Betreuerin griff noch rechtzeitig ein
„Sie wollte sich das nicht mehr bieten lassen und hat ein Getränk mit 24 Milliliter Schmerzmittel zusammengemischt“, führte der Staatsanwalt zu Prozessbeginn aus. Dem Vorwurf des versuchten Mordes nach wollte sie damit ihren Peiniger töten, erklärte der Ankläger und betonte, dass eine Betreuerin dies sah und noch rechtzeitig eingriff.
Experten uneinig über Tödlichkeit
Dazu äußerte der Staatsanwalt ein großes Aber: „Es stellt sich auch die Frage, ob es ein untauglicher Versuch war.“ Denn: Der Staatsanwalt hat die Frau eigentlich wegen versuchter absichtlicher schwerer Körperverletzung angeklagt, weil er bezweifelt, dass die Menge des Schmerzmittels tödlich sei. Das Oberlandesgericht sah das anders. Und ein Schöffensenat war eben nicht befugt über die Möglichkeit eines Mordversuchs zu entscheiden, deswegen wird jetzt erneut vor Geschworenen verhandelt.
Die Angeklagte ist ein TV-Junkie und liebt Gerichtssendungen.
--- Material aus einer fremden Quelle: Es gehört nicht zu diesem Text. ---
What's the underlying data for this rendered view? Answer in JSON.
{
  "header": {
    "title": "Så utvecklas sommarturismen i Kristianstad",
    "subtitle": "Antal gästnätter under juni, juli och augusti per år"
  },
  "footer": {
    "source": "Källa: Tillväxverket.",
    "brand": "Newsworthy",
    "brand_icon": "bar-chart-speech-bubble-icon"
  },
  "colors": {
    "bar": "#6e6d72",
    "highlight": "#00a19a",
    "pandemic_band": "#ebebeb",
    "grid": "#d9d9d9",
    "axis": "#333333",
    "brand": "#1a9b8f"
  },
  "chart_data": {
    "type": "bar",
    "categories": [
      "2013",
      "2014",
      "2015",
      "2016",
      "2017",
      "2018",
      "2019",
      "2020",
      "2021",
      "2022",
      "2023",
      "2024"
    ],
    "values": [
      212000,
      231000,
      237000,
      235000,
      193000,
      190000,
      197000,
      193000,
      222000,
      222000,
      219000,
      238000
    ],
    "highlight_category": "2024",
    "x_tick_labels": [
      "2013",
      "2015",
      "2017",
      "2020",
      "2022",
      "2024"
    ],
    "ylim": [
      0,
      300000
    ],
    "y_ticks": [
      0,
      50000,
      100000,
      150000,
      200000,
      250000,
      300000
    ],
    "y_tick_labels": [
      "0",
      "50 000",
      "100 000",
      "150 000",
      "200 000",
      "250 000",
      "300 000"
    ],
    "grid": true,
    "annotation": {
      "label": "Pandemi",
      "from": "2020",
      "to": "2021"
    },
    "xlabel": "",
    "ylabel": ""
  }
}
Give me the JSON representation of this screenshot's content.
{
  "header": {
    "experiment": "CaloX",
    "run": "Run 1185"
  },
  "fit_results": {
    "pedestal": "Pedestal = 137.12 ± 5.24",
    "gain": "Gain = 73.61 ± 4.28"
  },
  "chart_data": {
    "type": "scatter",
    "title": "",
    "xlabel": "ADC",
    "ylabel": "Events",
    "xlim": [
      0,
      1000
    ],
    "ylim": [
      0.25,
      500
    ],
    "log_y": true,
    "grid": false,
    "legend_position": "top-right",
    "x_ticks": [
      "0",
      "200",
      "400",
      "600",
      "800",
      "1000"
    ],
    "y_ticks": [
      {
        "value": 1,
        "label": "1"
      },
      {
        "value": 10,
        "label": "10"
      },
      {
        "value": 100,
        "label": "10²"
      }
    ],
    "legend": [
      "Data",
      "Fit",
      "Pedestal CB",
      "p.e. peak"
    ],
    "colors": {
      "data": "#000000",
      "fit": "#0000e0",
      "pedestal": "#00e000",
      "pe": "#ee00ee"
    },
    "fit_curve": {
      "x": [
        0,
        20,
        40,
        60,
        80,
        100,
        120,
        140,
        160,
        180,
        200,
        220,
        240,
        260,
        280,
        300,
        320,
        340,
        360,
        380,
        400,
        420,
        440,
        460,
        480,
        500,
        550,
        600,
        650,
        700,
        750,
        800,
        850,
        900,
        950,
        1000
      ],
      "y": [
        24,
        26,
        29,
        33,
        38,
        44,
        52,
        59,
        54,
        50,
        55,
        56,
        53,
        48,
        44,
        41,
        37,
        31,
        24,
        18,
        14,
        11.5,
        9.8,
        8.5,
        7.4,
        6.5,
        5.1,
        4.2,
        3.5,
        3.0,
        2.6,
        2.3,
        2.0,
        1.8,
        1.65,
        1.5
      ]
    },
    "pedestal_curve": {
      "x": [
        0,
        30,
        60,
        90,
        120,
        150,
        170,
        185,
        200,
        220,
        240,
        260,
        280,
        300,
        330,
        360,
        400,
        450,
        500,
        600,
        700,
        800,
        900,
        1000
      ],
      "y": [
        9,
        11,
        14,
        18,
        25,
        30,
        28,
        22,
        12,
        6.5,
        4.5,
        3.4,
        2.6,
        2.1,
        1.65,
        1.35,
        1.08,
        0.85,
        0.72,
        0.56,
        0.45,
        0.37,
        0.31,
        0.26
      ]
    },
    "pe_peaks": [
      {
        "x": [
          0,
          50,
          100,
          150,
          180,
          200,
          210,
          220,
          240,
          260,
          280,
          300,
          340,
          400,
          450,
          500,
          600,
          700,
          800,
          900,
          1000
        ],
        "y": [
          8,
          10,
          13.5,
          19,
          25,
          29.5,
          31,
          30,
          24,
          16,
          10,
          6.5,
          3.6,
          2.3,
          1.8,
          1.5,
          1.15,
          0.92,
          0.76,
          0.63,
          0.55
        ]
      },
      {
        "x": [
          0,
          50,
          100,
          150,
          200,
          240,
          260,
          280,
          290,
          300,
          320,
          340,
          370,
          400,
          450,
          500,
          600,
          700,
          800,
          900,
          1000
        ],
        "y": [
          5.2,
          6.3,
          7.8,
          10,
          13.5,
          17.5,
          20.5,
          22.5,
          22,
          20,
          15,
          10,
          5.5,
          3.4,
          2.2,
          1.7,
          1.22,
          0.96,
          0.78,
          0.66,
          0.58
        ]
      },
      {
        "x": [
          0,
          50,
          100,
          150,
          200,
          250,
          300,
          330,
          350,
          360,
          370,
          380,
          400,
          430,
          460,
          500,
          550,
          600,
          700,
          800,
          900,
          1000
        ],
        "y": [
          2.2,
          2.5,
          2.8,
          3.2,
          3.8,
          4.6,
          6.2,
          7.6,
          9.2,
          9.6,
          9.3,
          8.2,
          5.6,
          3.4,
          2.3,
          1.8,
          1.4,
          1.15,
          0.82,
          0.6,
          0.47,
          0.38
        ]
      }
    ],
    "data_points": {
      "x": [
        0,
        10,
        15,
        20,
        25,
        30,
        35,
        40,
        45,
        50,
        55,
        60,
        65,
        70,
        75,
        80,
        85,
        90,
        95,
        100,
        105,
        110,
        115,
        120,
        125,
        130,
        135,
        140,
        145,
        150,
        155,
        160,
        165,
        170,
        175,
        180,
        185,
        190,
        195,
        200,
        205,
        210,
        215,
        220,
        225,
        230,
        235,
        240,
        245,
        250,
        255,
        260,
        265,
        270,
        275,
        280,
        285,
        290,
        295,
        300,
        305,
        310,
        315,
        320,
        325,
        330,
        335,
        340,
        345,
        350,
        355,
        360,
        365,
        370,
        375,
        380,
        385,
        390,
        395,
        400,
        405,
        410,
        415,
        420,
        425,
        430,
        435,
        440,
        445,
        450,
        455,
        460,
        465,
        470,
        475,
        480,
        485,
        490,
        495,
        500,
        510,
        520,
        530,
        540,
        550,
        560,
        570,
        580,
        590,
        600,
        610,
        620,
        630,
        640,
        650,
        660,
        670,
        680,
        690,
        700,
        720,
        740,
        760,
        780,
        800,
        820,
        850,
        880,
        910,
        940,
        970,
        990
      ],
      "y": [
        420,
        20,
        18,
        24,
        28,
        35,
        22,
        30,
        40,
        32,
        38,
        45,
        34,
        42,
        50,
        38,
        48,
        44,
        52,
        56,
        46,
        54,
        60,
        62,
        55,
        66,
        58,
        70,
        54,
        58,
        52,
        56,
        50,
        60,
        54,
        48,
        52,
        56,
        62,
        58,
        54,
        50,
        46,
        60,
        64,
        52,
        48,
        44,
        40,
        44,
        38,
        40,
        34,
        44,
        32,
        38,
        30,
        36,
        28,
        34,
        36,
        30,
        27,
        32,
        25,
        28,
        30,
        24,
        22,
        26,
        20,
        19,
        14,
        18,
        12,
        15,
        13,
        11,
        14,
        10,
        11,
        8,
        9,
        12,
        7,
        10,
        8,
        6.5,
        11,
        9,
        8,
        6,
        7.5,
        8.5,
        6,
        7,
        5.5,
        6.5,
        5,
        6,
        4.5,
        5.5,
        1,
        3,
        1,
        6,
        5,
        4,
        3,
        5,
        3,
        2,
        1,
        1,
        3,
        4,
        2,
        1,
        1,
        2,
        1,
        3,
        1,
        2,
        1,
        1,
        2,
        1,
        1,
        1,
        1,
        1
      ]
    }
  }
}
Die Idee hatte sie auch aus einer Folge einer Fernsehserie.
Verteidiger Christoph Rother
„Sie wollte nur, dass er damit aufhört. Aber sie wollte nichts Schlimmes“, so der Verteidiger, der rechtlich die gleiche Meinung wie der Staatsanwalt hatte, und dabei betonte: „Auch ein Sachverständiger kam zu dem Ergebnis: Selbst bei einem vollen Fläschen wäre es mit Sicherheit nicht tödlich gewesen.“ Dabei erzählte Rother auch, woher die Angeklagte die Idee hatte: „Die Angeklagte liebt Gerichtssendungen im Fernsehen. Aus einer Folge von ‘Anwälte im Einsatz‘ hatte sie die Idee.“
Mit Vorsicht und Gefühl sprach Richter Günther Nocker die Angeklagte an. Aussprechen konnte sie nur „Ja“ oder „Nein“. Auf Fragen tippte die Frau ins Handy. Eine künstliche Stimme sagte: „Ich wollte ihm nicht weh tun, ich wollte nur, dass er ruhig ist.“ Mehrmals war ein „ich verstehe es einfach nicht“ zu hören. Sie selbst meinte, nichts über die Gefährlichkeit gewusst zu haben. Das opiodhaltige Schmerzmittel gehörte eigentlich der Mama, die ihre Erwachsenenvertreterin ist. Auf eine Frage hin antwortete sie auch mit: „Das habe ich im Fernsehen gesehen.“
Die Geschworenen entschieden am späten Nachmittag auf versuchte schwere Körperverletzung und acht Monate Haft auf Bewährung, rechtskräftig.